Où voulait en venir M. Trudeau dans ses premières déclarations sur l’affaire Samuel Paty ? Je tente une explication : il voulait souligner que des groupes de la société sont marginalisés, qu’ils vivent avec des stigmates qui les empêchent de prendre leur juste place en société et que les musulmans font partie de ces groupes…

Ce qui est vrai. Ce qui doit être dénoncé, combattu.

Mais le meurtre de Samuel Paty n’a rien à voir là-dedans.

Les gens qui ont ordonné, planifié et commandité le meurtre de Samuel Paty — on peut dire la même chose de bien d’autres attaques terroristes — font partie d’une infime minorité d’islamistes radicalisés. Ils ne parlent pas pour « les » musulmans : c’est pour cela que je trouve pour le moins insultant que le PM fasse référence aux musulmans dans une discussion sur une minorité de fanatiques.

Il y a quelque chose d’ahurissant à constater que le premier réflexe de M. Trudeau dans un tel débat est de chercher des bémols et des nuances.
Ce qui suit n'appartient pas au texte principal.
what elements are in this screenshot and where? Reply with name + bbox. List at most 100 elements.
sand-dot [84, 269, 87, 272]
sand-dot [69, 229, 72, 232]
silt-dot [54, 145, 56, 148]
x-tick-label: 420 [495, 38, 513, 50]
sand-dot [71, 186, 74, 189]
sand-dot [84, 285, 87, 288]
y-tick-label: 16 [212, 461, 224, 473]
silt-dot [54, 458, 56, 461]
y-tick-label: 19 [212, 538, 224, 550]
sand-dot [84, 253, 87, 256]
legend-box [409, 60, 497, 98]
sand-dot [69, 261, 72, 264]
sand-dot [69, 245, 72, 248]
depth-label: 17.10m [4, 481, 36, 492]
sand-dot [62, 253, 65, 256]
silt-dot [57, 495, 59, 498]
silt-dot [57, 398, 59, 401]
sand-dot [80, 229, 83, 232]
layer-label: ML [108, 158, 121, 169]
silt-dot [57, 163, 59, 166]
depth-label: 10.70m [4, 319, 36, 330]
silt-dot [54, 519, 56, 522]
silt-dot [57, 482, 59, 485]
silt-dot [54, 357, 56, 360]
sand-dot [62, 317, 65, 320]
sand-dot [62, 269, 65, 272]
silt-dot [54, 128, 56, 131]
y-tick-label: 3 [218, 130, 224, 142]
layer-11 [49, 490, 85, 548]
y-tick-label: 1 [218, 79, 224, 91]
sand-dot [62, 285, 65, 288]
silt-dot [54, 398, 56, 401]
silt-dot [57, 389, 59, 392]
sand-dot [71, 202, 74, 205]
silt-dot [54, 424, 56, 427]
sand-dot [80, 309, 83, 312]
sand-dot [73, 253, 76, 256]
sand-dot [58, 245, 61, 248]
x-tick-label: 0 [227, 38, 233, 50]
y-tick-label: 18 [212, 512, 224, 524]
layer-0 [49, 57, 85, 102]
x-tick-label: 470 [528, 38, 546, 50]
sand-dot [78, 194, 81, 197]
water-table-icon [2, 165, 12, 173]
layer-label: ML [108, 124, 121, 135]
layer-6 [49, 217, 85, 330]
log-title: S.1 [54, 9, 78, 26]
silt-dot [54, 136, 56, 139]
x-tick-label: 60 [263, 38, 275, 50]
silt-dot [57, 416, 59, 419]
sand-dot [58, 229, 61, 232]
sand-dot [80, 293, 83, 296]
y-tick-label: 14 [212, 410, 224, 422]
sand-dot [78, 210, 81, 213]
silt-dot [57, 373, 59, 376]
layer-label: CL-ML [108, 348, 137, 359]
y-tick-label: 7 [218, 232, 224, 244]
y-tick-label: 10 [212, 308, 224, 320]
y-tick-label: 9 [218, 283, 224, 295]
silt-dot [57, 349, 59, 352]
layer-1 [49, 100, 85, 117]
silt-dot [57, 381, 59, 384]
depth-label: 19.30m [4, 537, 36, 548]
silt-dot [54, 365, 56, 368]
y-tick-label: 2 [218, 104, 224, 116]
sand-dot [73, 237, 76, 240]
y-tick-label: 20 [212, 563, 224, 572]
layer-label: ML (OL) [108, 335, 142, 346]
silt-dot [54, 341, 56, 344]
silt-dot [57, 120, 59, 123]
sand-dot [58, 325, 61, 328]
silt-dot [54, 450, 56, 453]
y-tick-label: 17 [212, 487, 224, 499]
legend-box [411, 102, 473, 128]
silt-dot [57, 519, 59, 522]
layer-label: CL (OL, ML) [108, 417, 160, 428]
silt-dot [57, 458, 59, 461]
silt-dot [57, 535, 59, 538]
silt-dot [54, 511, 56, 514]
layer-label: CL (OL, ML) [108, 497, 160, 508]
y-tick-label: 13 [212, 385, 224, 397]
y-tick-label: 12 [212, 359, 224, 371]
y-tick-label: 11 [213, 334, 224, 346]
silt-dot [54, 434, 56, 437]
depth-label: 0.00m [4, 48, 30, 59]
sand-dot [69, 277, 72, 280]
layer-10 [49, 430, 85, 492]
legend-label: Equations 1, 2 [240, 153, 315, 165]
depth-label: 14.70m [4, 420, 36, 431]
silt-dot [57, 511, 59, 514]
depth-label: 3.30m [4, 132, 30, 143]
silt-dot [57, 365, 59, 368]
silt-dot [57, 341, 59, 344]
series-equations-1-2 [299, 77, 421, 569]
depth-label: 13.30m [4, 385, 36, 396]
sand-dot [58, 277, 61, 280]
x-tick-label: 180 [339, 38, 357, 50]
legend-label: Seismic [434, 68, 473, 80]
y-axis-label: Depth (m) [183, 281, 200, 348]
Je ne suis pas contre les bémols et les nuances. Mais il y a des moments où la clarté morale impose une certaine lecture des choses.

Quand des barbares combattent des mots et des images en coupant des têtes, nous sommes précisément dans un de ces moments. Si vous ne savez pas quel côté du débat prendre dans un cas semblable, c’est que vous n’avez pas suffisamment réfléchi aux enjeux.